En el pasaje que contemplamos vemos que
en la persona hay un nudo con tres cuerdas, de tal manera que es imposible
deshacerlo si uno no tiene presentes las tres cuerdas mencionadas. La primera
nos relaciona con Dios; la segunda, con los otros; y la tercera, con nosotros
mismos. Fijémonos en ello: aquéllos a quien se dirige Jesús «se tenían por
justos y despreciaban a los demás» y, de esta manera, rezaban mal. ¡Las tres
cuerdas están siempre relacionadas!
¿Cuál es el secreto para deshacer el
nudo? Nos lo dice la conclusión de esa incisiva parábola: la humildad. Así
mismo lo expresó santa Teresa de Ávila: «La humildad es la verdad».
Es cierto: la humildad nos permite
reconocer la verdad sobre nosotros mismos. Ni hincharnos de vanagloria, ni
menospreciarnos. La humildad nos hace reconocer como tales los dones recibidos,
y nos permite presentar ante Dios el trabajo de la jornada. La humildad
reconoce también los dones del otro. Es más, se alegra de ellos.

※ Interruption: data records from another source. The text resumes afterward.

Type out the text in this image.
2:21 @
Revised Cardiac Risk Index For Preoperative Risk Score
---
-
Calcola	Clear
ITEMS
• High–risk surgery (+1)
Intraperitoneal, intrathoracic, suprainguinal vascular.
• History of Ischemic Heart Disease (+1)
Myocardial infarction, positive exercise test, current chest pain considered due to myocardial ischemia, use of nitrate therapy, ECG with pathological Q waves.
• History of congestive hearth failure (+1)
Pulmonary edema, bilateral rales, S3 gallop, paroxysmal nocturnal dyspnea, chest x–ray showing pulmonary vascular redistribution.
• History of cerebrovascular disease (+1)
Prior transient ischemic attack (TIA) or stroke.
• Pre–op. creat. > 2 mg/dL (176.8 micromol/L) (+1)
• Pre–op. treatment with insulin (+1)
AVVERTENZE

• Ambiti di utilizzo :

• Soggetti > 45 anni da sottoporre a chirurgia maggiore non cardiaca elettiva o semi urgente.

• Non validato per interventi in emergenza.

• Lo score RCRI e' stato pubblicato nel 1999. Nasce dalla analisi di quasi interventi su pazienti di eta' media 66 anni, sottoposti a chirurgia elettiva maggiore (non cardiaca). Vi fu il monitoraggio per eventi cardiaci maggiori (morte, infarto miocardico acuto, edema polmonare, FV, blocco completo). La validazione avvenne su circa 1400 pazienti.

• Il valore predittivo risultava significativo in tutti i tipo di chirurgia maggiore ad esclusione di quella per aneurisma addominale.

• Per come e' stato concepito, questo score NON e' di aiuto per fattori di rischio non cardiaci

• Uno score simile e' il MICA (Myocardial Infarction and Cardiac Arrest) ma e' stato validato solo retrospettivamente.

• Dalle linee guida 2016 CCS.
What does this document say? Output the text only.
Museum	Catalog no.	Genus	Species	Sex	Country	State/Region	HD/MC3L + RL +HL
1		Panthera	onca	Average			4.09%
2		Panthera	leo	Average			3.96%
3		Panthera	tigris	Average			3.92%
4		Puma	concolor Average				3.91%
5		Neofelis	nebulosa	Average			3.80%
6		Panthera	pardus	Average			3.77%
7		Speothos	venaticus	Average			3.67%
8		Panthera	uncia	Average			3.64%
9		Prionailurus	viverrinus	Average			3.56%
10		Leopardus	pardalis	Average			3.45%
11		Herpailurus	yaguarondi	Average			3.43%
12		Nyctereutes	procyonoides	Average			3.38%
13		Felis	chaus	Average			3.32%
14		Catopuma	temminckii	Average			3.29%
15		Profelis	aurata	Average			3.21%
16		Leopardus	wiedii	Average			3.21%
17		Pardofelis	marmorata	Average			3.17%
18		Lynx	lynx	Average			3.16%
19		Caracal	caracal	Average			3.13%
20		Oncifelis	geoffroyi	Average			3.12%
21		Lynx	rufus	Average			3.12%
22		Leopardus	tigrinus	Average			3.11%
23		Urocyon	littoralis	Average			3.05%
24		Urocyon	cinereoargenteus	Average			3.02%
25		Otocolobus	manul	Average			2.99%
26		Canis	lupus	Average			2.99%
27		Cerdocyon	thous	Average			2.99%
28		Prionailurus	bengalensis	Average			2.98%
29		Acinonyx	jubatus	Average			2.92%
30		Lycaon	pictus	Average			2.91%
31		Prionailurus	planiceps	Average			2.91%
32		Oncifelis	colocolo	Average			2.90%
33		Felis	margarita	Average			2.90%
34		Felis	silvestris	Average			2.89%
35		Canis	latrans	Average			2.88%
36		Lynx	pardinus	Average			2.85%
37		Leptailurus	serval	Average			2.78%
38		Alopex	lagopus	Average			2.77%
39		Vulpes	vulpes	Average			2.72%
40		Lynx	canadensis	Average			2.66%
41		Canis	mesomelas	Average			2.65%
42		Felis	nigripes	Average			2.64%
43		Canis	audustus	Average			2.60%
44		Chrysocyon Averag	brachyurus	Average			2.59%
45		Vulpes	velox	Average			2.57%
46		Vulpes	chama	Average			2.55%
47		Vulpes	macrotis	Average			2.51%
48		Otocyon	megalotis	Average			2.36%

Finalmente, la humildad es también la
base de la relación con Dios. Pensemos que, en la parábola de Jesús, el fariseo
lleva una vida irreprochable, con las prácticas religiosas semanales e,
incluso, ¡ejerce la limosna! Pero no es humilde y esto carcome todos sus actos.
Tenemos cerca la Semana
Santa. Pronto contemplaremos a Cristo en la Cruz: «El Señor crucificado es un
testimonio insuperable de amor paciente y de humilde mansedumbre» (San Juan
Pablo II).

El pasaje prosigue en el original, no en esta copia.